Almost one quarter of already-incarcerated individuals with substance use disorders struggle with opioid use, and many are particularly vulnerable to overdose and death once they are released from the justice system.

Proven, evidence-based treatment for addiction—and strategies such as medication-assisted treatment (MAT)—can significantly reduce deaths, especially when they are available at various stages of the justice system. MAT programs use medication (methadone, buprenorphine, and naltrexone) in addition to counseling and behavioral therapy to treat substance use disorders.

If state and federal policymakers are serious about implementing meaningful reform to mitigate one of the worst drug crises in American history, they need to invest critical funds in promising treatment approaches and compassionate care, and not rely on high-profile advertisement campaigns like the failed “Just Say No” strategy.

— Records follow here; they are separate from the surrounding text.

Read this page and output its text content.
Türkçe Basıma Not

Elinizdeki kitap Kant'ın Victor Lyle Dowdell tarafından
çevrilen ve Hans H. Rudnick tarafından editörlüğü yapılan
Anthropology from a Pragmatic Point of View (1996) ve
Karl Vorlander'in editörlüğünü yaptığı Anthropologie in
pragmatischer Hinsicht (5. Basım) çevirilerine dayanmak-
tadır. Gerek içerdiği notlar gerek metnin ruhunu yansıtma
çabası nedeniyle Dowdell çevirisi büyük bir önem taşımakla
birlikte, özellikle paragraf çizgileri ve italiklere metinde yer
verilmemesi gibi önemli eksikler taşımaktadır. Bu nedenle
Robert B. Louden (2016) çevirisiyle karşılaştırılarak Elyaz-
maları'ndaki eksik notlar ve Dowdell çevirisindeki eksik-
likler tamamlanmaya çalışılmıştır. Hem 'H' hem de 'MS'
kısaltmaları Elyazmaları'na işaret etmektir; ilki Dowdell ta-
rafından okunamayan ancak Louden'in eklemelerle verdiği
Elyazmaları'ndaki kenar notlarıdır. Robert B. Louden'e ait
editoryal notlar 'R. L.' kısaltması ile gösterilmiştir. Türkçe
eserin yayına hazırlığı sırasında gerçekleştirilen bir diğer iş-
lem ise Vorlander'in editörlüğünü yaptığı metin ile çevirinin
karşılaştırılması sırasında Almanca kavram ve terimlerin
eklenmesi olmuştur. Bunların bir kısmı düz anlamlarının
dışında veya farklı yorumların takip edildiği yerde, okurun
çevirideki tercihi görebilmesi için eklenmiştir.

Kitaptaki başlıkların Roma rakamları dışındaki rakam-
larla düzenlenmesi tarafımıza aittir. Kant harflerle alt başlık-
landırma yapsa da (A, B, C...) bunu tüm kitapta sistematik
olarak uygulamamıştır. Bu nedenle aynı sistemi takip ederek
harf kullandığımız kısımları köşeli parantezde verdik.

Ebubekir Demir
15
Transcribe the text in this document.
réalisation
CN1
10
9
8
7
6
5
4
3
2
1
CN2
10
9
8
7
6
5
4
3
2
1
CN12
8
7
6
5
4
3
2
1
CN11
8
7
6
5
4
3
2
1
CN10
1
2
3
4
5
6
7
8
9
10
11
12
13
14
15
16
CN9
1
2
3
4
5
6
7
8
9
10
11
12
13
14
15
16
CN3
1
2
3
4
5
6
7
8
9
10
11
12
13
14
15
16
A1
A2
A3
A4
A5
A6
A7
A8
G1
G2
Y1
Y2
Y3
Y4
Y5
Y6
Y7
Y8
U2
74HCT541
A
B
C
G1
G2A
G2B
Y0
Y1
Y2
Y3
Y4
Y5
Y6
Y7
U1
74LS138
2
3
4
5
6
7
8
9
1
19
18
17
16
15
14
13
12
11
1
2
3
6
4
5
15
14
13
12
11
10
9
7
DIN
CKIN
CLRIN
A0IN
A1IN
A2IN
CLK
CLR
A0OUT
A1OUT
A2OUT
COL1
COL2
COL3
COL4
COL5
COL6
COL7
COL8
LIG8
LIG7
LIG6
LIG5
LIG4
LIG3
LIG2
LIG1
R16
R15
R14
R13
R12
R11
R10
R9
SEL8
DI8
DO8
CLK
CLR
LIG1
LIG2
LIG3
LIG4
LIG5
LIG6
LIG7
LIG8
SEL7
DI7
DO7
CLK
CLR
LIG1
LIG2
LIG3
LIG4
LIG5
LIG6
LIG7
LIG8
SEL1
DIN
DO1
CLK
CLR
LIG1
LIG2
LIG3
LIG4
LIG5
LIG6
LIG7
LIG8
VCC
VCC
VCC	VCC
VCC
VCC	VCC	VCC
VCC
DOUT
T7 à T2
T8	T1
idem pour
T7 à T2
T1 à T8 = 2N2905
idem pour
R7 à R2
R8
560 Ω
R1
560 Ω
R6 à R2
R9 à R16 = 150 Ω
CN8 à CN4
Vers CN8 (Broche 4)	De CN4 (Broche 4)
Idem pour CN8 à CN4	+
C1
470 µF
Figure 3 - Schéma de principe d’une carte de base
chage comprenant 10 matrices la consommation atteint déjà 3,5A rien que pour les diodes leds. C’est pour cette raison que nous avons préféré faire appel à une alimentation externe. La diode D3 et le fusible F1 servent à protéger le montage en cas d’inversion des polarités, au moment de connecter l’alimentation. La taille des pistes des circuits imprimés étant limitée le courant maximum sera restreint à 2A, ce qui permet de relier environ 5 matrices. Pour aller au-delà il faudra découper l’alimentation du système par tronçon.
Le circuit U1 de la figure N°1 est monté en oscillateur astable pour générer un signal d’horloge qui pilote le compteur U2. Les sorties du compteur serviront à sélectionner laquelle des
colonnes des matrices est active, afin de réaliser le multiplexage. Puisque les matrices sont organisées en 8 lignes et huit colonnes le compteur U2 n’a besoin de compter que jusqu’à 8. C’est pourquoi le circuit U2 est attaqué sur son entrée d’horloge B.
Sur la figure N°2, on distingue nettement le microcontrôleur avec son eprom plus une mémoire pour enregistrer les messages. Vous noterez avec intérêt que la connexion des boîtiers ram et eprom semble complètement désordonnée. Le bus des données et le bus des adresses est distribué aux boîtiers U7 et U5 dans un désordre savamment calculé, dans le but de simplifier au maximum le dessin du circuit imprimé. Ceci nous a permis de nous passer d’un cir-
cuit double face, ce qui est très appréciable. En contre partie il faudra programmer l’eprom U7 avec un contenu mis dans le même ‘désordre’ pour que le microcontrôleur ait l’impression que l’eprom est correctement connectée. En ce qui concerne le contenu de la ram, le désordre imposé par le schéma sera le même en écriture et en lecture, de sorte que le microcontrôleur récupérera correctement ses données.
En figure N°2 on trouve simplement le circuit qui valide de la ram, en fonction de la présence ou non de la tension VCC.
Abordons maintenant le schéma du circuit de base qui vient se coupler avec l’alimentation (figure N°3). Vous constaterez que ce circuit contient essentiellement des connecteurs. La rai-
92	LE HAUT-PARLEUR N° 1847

These evidence-based strategies are already successfully being implemented in some of the places hit hardest by the opioid crisis.

A report Vera will release in the coming weeks describes how West Virginia, which leads the nation in opioid use and overdose deaths, is both an epicenter of the opioid crisis and a promising case study of how the justice system can improve its response. As a result of the state’s participation in the federal Justice Reinvestment Initiative (JRI), West Virginia passed the Justice Reinvestment Act and a series of other laws from 2013 to 2016 that paved the way for a significant investment in community-based treatment, including MAT programs throughout the criminal justice process.

While recent efforts nationwide are still at an early stage, the key to their success will rely in part on removing the stigma and lack of understanding around addiction that forces an emphasis on abstinence-based programs, rather than MAT programs. Put simply, America's approach to the opioid crisis isn't working because it treats addiction as a crime rather than as a public health problem. To successfully end the crisis, that must change.